Les ministres soutiennent les efforts du gouvernement provisoire du Soudan visant la paix, la sécurité, la stabilité, la réconciliation nationale, les réformes démocratiques complexes, le développement social et économique juste et le perfectionnement des institutions de l'État.

Les ministres sont préoccupés par l'aggravation de la situation dans le Golfe persique, susceptible de provoquer un affrontement militaire de grande envergure qui aurait des répercussions négatives pour tous les pays impliqués, ainsi que pour la sécurité régionale et internationale.  

Ils expriment leur préoccupation concernant la décision des États-Unis de quitter unilatéralement le Plan d'action global commun (JCPoA) et se prononcent pour sa mise en œuvre cohérente à l'avenir sur la base de l'attachement de tous les pays impliqués à leurs engagements et du respect de l'équilibre des intérêts finement pesé, qui forme le fondement des ententes. Ils soutiennent les efforts visant la désescalade autour du JCPoA et expriment leur résolution ferme à y contribuer en conformité avec la résolution 2231 du Conseil de sécurité de l'Onu.

Ils appellent toutes les parties à faire preuve de retenue et à agir dans l'intérêt de la désescalade et du rétablissement de la confiance.
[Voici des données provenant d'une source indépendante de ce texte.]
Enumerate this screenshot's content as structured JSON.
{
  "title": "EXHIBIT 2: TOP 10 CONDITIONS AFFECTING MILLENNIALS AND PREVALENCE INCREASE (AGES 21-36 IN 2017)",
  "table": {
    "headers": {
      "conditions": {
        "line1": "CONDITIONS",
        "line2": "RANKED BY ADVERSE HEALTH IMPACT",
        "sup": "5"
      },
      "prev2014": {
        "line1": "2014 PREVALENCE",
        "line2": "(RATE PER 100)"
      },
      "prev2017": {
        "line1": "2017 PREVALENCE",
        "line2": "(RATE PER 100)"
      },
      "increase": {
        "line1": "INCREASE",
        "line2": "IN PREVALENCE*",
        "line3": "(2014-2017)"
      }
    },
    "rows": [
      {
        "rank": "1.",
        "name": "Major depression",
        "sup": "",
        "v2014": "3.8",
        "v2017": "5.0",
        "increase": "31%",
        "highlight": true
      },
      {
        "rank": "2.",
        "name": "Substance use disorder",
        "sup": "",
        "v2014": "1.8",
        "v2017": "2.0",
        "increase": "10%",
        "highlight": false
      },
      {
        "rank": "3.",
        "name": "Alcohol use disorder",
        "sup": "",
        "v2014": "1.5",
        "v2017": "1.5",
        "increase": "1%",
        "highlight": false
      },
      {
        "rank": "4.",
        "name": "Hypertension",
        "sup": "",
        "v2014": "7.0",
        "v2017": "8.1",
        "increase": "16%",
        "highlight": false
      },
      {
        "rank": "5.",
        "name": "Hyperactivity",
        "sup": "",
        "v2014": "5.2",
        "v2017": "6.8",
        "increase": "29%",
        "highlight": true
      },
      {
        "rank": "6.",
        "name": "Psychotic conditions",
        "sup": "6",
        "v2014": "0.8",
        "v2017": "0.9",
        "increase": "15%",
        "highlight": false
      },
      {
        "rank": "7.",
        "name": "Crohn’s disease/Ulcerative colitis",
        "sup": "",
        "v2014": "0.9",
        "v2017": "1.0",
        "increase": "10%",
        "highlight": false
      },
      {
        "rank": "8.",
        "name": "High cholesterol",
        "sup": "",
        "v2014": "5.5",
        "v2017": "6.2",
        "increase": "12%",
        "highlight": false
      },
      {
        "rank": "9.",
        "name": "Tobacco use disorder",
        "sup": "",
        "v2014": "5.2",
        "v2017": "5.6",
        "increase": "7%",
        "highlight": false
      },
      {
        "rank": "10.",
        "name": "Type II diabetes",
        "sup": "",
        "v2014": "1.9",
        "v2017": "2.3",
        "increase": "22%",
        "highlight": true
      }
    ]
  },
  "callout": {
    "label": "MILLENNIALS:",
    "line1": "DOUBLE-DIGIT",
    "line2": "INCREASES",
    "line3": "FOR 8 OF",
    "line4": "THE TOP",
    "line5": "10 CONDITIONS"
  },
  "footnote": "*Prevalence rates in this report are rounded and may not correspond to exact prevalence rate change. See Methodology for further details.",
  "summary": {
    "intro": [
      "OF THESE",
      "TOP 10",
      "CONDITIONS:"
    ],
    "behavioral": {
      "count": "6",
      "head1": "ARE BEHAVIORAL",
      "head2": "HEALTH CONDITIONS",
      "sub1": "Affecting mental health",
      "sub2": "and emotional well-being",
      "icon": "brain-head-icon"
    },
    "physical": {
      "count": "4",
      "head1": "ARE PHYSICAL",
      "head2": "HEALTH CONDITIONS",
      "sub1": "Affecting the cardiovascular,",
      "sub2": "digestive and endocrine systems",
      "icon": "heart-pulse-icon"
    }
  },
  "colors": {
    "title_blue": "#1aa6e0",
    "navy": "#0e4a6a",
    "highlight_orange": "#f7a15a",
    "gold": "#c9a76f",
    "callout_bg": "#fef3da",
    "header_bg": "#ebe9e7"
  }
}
Ils soulignent le potentiel positif considérable de la Conception russe de la sécurité collective dans la zone du Golfe persique.

Ils soulignent l'importance d'établir le dialogue entre tous les États du Moyen-Orient et d'Afrique du Nord sur la base des principes de bon voisinage, de non-recours à la force, de non-ingérence dans les affaires intérieures, de respect de l'indépendance, de la souveraineté et de l'intégrité territoriale, de la résolution de tous les litiges par des moyens pacifiques selon la Charte de l'Onu et le droit international.